Ma se scandagliare le ragioni di questo nuovo mezzo espressivo si rivela ancora un’attività precoce, data la sua giovinezza e la costante evoluzione degli apparati tecnologici che condizionano il suo funzionamento, più interessante è interrogarsi su quanto la realtà virtuale e le sue potenzialità vadano ad incidere sull’esperienza filmica, e in che misura la sua unicità si avvicini e si allontani dalla proiezione su grande schermo (o su tv), specie se consideriamo che le diverse tecnologie e visori oggi disponibili offrono livelli di coinvolgimento e interazione differenti, da una semplice visione a 360 gradi fino alla possibilità di muoversi fisicamente nello spazio narrativo, interagire con esso, o addirittura percepire stimoli sensoriali.
Il cinema in virtual reality ci obbliga a ripensare non soltanto alla grammatica del linguaggio cinematografico, che mette in discussione, ma pure allo stesso rapporto dello spettatore con l’immagine in movimento, avvicinandolo, fino alla penetrazione, a quello schermo del desiderio di sogni e illusioni, confine tra il reale e il suo riflesso che nel film VR si infrange per concedere il privilegio di osservare il mondo diegetico da una prospettiva interna, in cui cade il concetto di fuori campo e con esso il bisogno di guidare lo sguardo attraverso l’inquadratura, il montaggio e i movimenti di macchina, funzioni demandate invece ai suoni, agli stimoli visivi, ai gradi di interazione, e ovviamente alla qualità del racconto. Un progetto come Arden’s Wake di Eugene Chung (2017), ad esempio, colloca il punto di vista a pelo d’acqua, a poca distanza da una palafitta in mezzo al mare.
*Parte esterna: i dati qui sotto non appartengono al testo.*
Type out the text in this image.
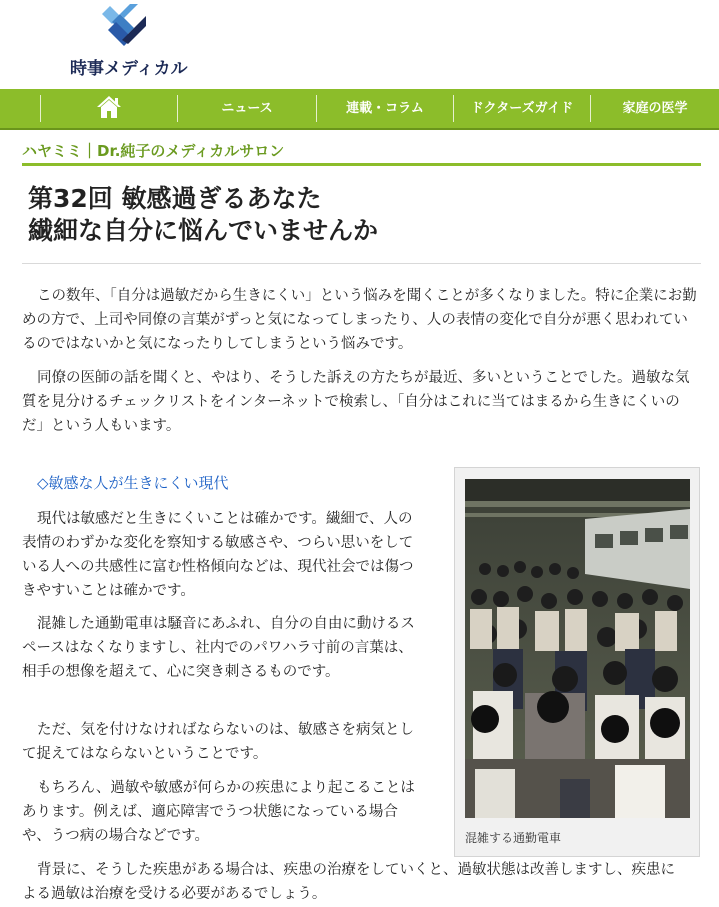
時事メディカル
ニュース	連載・コラム	ドクターズガイド	家庭の医学
ハヤミミ｜Dr.純子のメディカルサロン
第32回 敏感過ぎるあなた
繊細な自分に悩んでいませんか
この数年、「自分は過敏だから生きにくい」という悩みを聞くことが多くなりました。特に企業にお勤めの方で、上司や同僚の言葉がずっと気になってしまったり、人の表情の変化で自分が悪く思われているのではないかと気になったりしてしまうという悩みです。
同僚の医師の話を聞くと、やはり、そうした訴えの方たちが最近、多いということでした。過敏な気質を見分けるチェックリストをインターネットで検索し、「自分はこれに当てはまるから生きにくいのだ」という人もいます。
◇敏感な人が生きにくい現代
現代は敏感だと生きにくいことは確かです。繊細で、人の表情のわずかな変化を察知する敏感さや、つらい思いをしている人への共感性に富む性格傾向などは、現代社会では傷つきやすいことは確かです。
混雑した通勤電車は騒音にあふれ、自分の自由に動けるスペースはなくなりますし、社内でのパワハラ寸前の言葉は、相手の想像を超えて、心に突き刺さるものです。
ただ、気を付けなければならないのは、敏感さを病気として捉えてはならないということです。
もちろん、過敏や敏感が何らかの疾患により起こることはあります。例えば、適応障害でうつ状態になっている場合や、うつ病の場合などです。
背景に、そうした疾患がある場合は、疾患の治療をしていくと、過敏状態は改善しますし、疾患による過敏は治療を受ける必要があるでしょう。
混雑する通勤電車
E mentre il racconto in stile Pixar avanza, lo spettatore costruisce una personale scansione degli avvenimenti, spostandosi virtualmente nel set, con la possibilità di andare sott’acqua o infilare la testa nell’abitazione alla ricerca dello scenario più interessante.
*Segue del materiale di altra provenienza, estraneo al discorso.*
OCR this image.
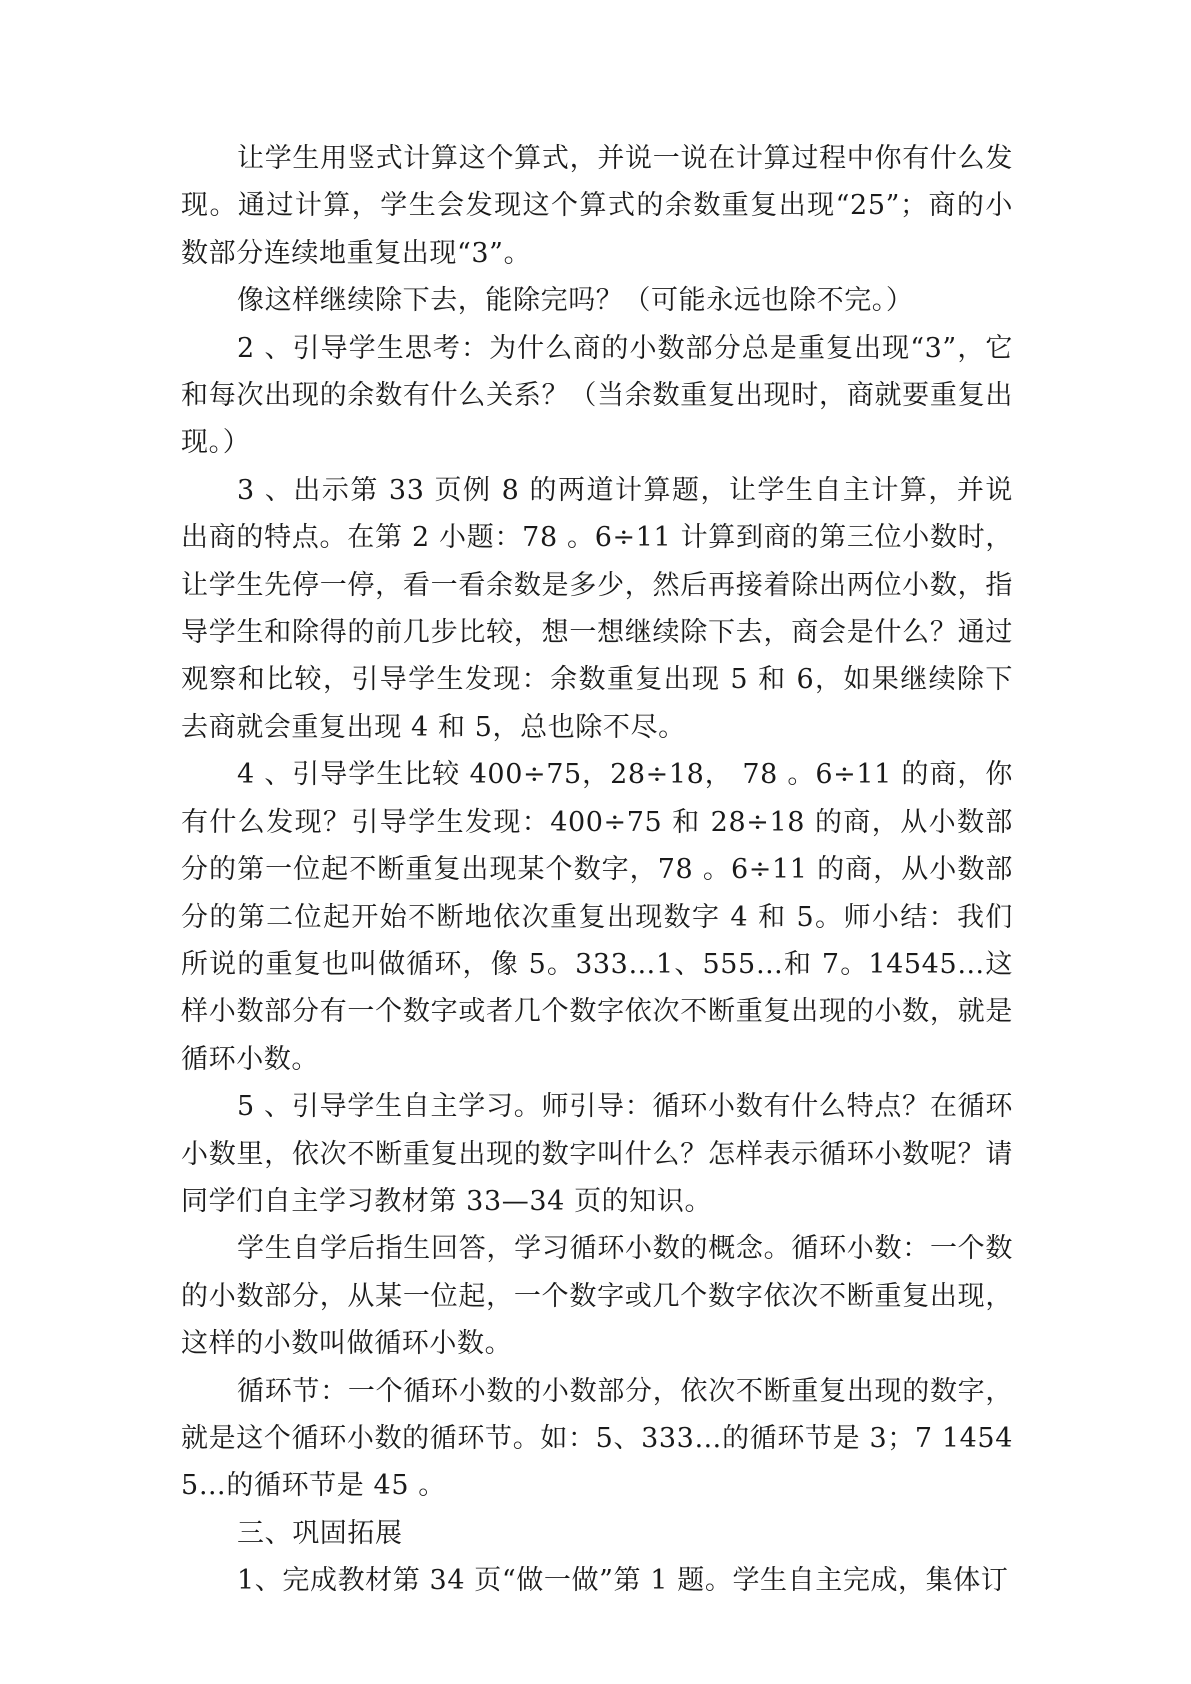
让学生用竖式计算这个算式，并说一说在计算过程中你有什么发现。通过计算，学生会发现这个算式的余数重复出现“25”；商的小数部分连续地重复出现“3”。

像这样继续除下去，能除完吗？（可能永远也除不完。）

2 、引导学生思考：为什么商的小数部分总是重复出现“3”，它和每次出现的余数有什么关系？（当余数重复出现时，商就要重复出现。）

3 、出示第 33 页例 8 的两道计算题，让学生自主计算，并说出商的特点。在第 2 小题：78 。6÷11 计算到商的第三位小数时，让学生先停一停，看一看余数是多少，然后再接着除出两位小数，指导学生和除得的前几步比较，想一想继续除下去，商会是什么？通过观察和比较，引导学生发现：余数重复出现 5 和 6，如果继续除下去商就会重复出现 4 和 5，总也除不尽。

4 、引导学生比较 400÷75，28÷18， 78 。6÷11 的商，你有什么发现？引导学生发现：400÷75 和 28÷18 的商，从小数部分的第一位起不断重复出现某个数字，78 。6÷11 的商，从小数部分的第二位起开始不断地依次重复出现数字 4 和 5。师小结：我们所说的重复也叫做循环，像 5。333…1、555…和 7。14545…这样小数部分有一个数字或者几个数字依次不断重复出现的小数，就是循环小数。

5 、引导学生自主学习。师引导：循环小数有什么特点？在循环小数里，依次不断重复出现的数字叫什么？怎样表示循环小数呢？请同学们自主学习教材第 33—34 页的知识。

学生自学后指生回答，学习循环小数的概念。循环小数：一个数的小数部分，从某一位起，一个数字或几个数字依次不断重复出现，这样的小数叫做循环小数。

循环节：一个循环小数的小数部分，依次不断重复出现的数字，就是这个循环小数的循环节。如：5、333…的循环节是 3；7 14545…的循环节是 45 。

三、巩固拓展

1、完成教材第 34 页“做一做”第 1 题。学生自主完成，集体订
È la stessa idea di regia che vacilla e si ricompone alla luce dei contorni di questo nuovo medium, contenitore di storie/esperienze in cui il cinema si espande per avvicinarsi a una visione totalizzante – e al tempo stesso quasi sempre individuale – non esclusivamente narrativa, ma predisposta anzi all’astrattismo e all’onirismo. Come accade nel bellissimo L’île des morts di Benjamin Nuel (2018), in cui la nostra casa si apre come una scatola per trasportarci verso l’isola dei morti dipinta da Arnold Böcklin, accompagnati dall’ennesimo Caronte. Tuttavia la VR può anche essere per un regista l’occasione di sperimentare un’estensione della propria cifra stilistica, come fa Tsai Ming-liang nel suo The Deserted (2017).
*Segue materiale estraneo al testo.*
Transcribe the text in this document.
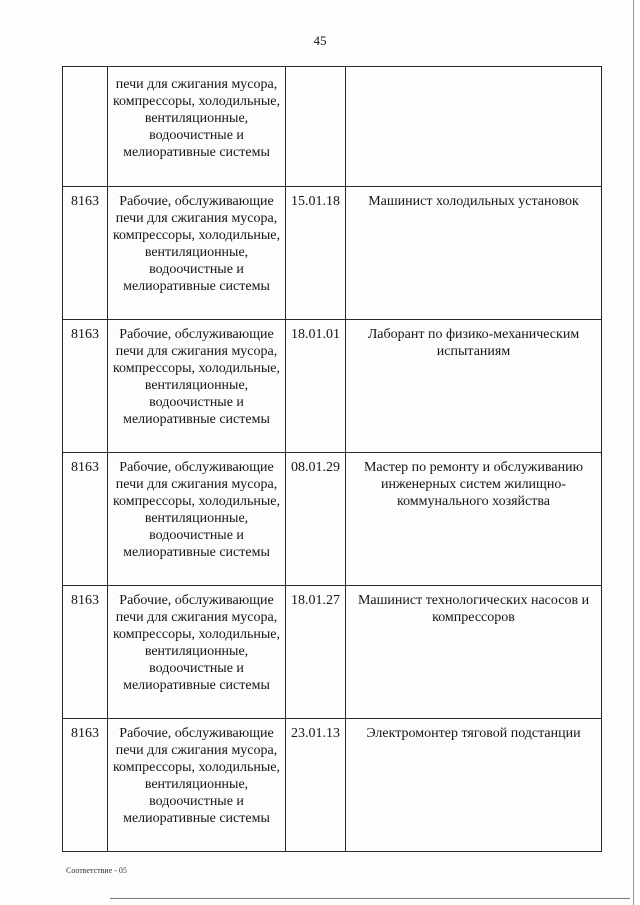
45
	печи для сжигания мусора, компрессоры, холодильные, вентиляционные, водоочистные и мелиоративные системы		
8163	Рабочие, обслуживающие печи для сжигания мусора, компрессоры, холодильные, вентиляционные, водоочистные и мелиоративные системы	15.01.18	Машинист холодильных установок
8163	Рабочие, обслуживающие печи для сжигания мусора, компрессоры, холодильные, вентиляционные, водоочистные и мелиоративные системы	18.01.01	Лаборант по физико-механическим испытаниям
8163	Рабочие, обслуживающие печи для сжигания мусора, компрессоры, холодильные, вентиляционные, водоочистные и мелиоративные системы	08.01.29	Мастер по ремонту и обслуживанию инженерных систем жилищно-коммунального хозяйства
8163	Рабочие, обслуживающие печи для сжигания мусора, компрессоры, холодильные, вентиляционные, водоочистные и мелиоративные системы	18.01.27	Машинист технологических насосов и компрессоров
8163	Рабочие, обслуживающие печи для сжигания мусора, компрессоры, холодильные, вентиляционные, водоочистные и мелиоративные системы	23.01.13	Электромонтер тяговой подстанции
Соответствие - 05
Non siamo di fronte probabilmente al futuro del cinema, bensì a una sua ramificazione, che vive di un linguaggio proprio e una direzione parallela. A riflettere sulla dignità cinematografica di questi nuovi codici ci stanno già pensando i grandi festival internazionali, soprattutto Venezia che da due anni scommette sulla sezione Venice VR, guardando con interesse al tipo di esperienza e affiancandolo senza pregiudizio alle altre sezioni della Mostra. In quella che forse un giorno sarà la sua stessa preistoria, la realtà virtuale promette oggi di imporsi come un alveo di novità ed evoluzioni di linguaggi, concorrendo a sviluppare il concetto di cinema-esperienza, anziché quello di cinema-spettacolo, in cui lo spettatore abbandona le vesti passive di semplice osservatore e “attraversa lo schermo” per immergersi, vivere, e interagire con le storie.